I see that most of you seem to enjoy reading about my man mishaps and dating episodes. I don't blame you...its fun to laugh and make fun of someones complete misfortune. Naturally I am ok with this...otherwise I wouldn't share.
So...on that note; I will share again.
First I have to mention...my first boyfriend ever (16 years ago), has read my blog. You can probably see his comment from yesterdays post. I will quote him anyway;
"This was fun to read as one of your first boyfriends ever.... time can change a lot of things"
I had a few different feelings about this comment when I first read it. Some good and some bad. The good ones were that I have, in fact, come a long way in life. I have travelled the world, am working on my third career while starting my own business, sailed across an ocean, raised an animal, maintained brilliant friendships...and the list goes on.

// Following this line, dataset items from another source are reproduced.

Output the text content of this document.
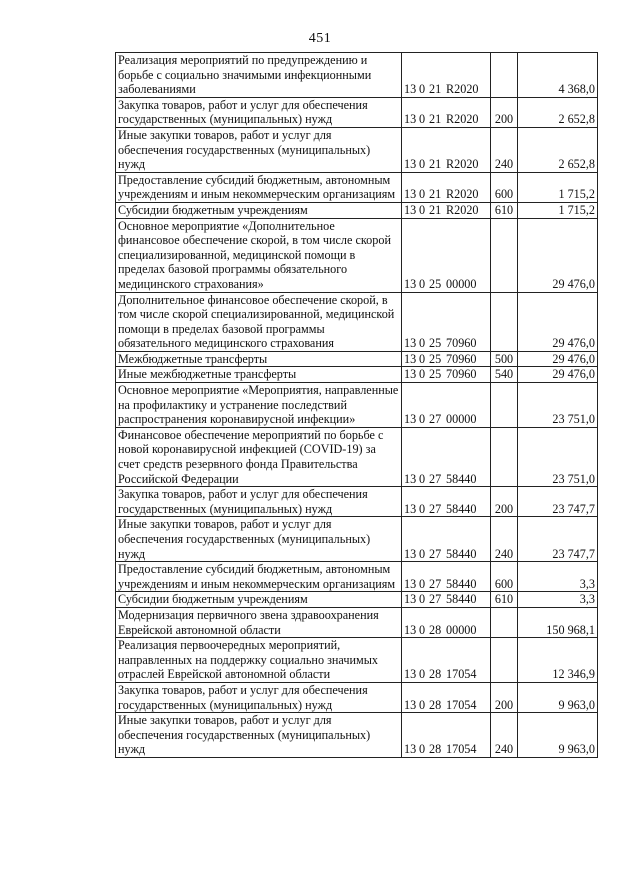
451
Реализация мероприятий по предупреждению и борьбе с социально значимыми инфекционными заболеваниями	13 0 21 R2020		4 368,0
Закупка товаров, работ и услуг для обеспечения государственных (муниципальных) нужд	13 0 21 R2020	200	2 652,8
Иные закупки товаров, работ и услуг для обеспечения государственных (муниципальных) нужд	13 0 21 R2020	240	2 652,8
Предоставление субсидий бюджетным, автономным учреждениям и иным некоммерческим организациям	13 0 21 R2020	600	1 715,2
Субсидии бюджетным учреждениям	13 0 21 R2020	610	1 715,2
Основное мероприятие «Дополнительное финансовое обеспечение скорой, в том числе скорой специализированной, медицинской помощи в пределах базовой программы обязательного медицинского страхования»	13 0 25 00000		29 476,0
Дополнительное финансовое обеспечение скорой, в том числе скорой специализированной, медицинской помощи в пределах базовой программы обязательного медицинского страхования	13 0 25 70960		29 476,0
Межбюджетные трансферты	13 0 25 70960	500	29 476,0
Иные межбюджетные трансферты	13 0 25 70960	540	29 476,0
Основное мероприятие «Мероприятия, направленные на профилактику и устранение последствий распространения коронавирусной инфекции»	13 0 27 00000		23 751,0
Финансовое обеспечение мероприятий по борьбе с новой коронавирусной инфекцией (COVID-19) за счет средств резервного фонда Правительства Российской Федерации	13 0 27 58440		23 751,0
Закупка товаров, работ и услуг для обеспечения государственных (муниципальных) нужд	13 0 27 58440	200	23 747,7
Иные закупки товаров, работ и услуг для обеспечения государственных (муниципальных) нужд	13 0 27 58440	240	23 747,7
Предоставление субсидий бюджетным, автономным учреждениям и иным некоммерческим организациям	13 0 27 58440	600	3,3
Субсидии бюджетным учреждениям	13 0 27 58440	610	3,3
Модернизация первичного звена здравоохранения Еврейской автономной области	13 0 28 00000		150 968,1
Реализация первоочередных мероприятий, направленных на поддержку социально значимых отраслей Еврейской автономной области	13 0 28 17054		12 346,9
Закупка товаров, работ и услуг для обеспечения государственных (муниципальных) нужд	13 0 28 17054	200	9 963,0
Иные закупки товаров, работ и услуг для обеспечения государственных (муниципальных) нужд	13 0 28 17054	240	9 963,0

The bad feeling....have a horrible history with men. That is an understatement. I have made absolutely no progress in this department. I am not interested in rehashing my high school sweetheart relationships....cause they don't really count. Post high school....was very much in a similar situation that I am in now up until 2003 when I met my ex ex. Was with that character for 2.5 years. The last year being incredibly difficult and trying and let's just say...the worst year anyone could go through...relationship wise. From there I went into another relationship for 3.5 years with someone that I shouldn't have been with past 6 months, but because I am who I am which is the most persistent mo fo you'll ever find...I insisted on working this one out. Well...let's just say that it took me a year and a half to recover from that one...on all levels. He wasn't all bad. Taught me a lot of things; good things, important things....so it wasn't a total bust. Nonetheless, it ended and now I am where I am.

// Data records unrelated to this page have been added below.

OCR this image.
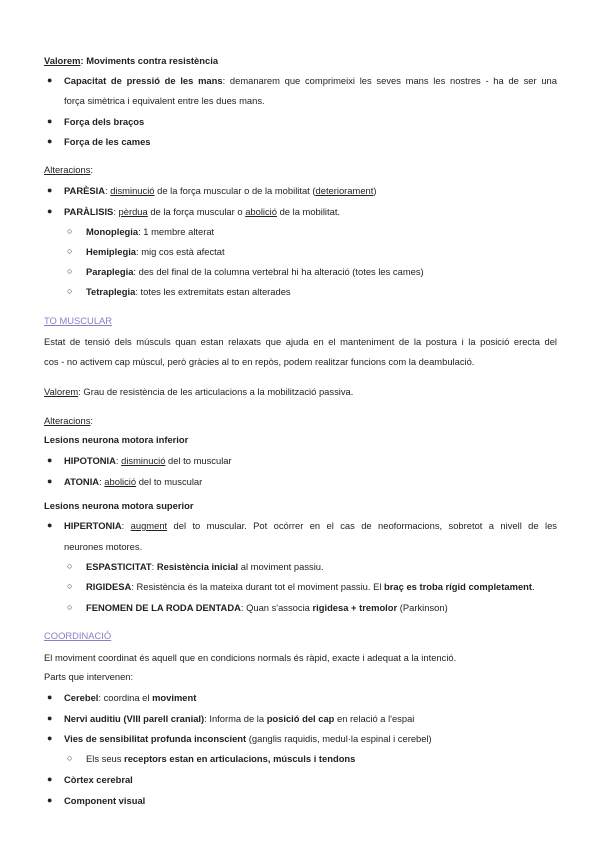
Valorem: Moviments contra resistència
● Capacitat de pressió de les mans: demanarem que comprimeixi les seves mans les nostres - ha de ser una
força simètrica i equivalent entre les dues mans.
● Força dels braços
● Força de les cames
Alteracions:
● PARÈSIA: disminució de la força muscular o de la mobilitat (deteriorament)
● PARÀLISIS: pèrdua de la força muscular o abolició de la mobilitat.
○ Monoplegia: 1 membre alterat
○ Hemiplegia: mig cos està afectat
○ Paraplegia: des del final de la columna vertebral hi ha alteració (totes les cames)
○ Tetraplegia: totes les extremitats estan alterades
TO MUSCULAR
Estat de tensió dels músculs quan estan relaxats que ajuda en el manteniment de la postura i la posició erecta del
cos - no activem cap múscul, però gràcies al to en repòs, podem realitzar funcions com la deambulació.
Valorem: Grau de resistència de les articulacions a la mobilització passiva.
Alteracions:
Lesions neurona motora inferior
● HIPOTONIA: disminució del to muscular
● ATONIA: abolició del to muscular
Lesions neurona motora superior
● HIPERTONIA: augment del to muscular. Pot ocórrer en el cas de neoformacions, sobretot a nivell de les
neurones motores.
○ ESPASTICITAT: Resistència inicial al moviment passiu.
○ RIGIDESA: Resistència és la mateixa durant tot el moviment passiu. El braç es troba rígid completament.
○ FENOMEN DE LA RODA DENTADA: Quan s'associa rigidesa + tremolor (Parkinson)
COORDINACIÓ
El moviment coordinat és aquell que en condicions normals és ràpid, exacte i adequat a la intenció.
Parts que intervenen:
● Cerebel: coordina el moviment
● Nervi auditiu (VIII parell cranial): Informa de la posició del cap en relació a l'espai
● Vies de sensibilitat profunda inconscient (ganglis raquidis, medul·la espinal i cerebel)
○ Els seus receptors estan en articulacions, músculs i tendons
● Còrtex cerebral
● Component visual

Two years later....back at Square 1. I think this is only a problem because I give a shit about tradition. I didn't grow up in a traditional setting...I think I am sort of nostalgic like that. I want to say I feel pressure from friends and family...but that would be a lie. I want to say that I am normal....and that I should be settling down now....but that would also be a lie. I think today is just one of those days where I am battling with myself.....OMB....being a Gemini sucks sometimes. On the one hand...I do feel like I want to meet the 'one' and get on with life....but on the other hand...I am totally selfish and just want to focus on my future and career, friends and family...no time to nurture a relationship. Both sides hold equal power, strength and demand. What am I to do?!!!!
And so, this is my dilemma. This is why I stay on POF. This is why I am going to continue being a chronic dater and....the hopes in the long run are....that someone....will be able to put a stop to this. Dreams....lol! What would I be without them!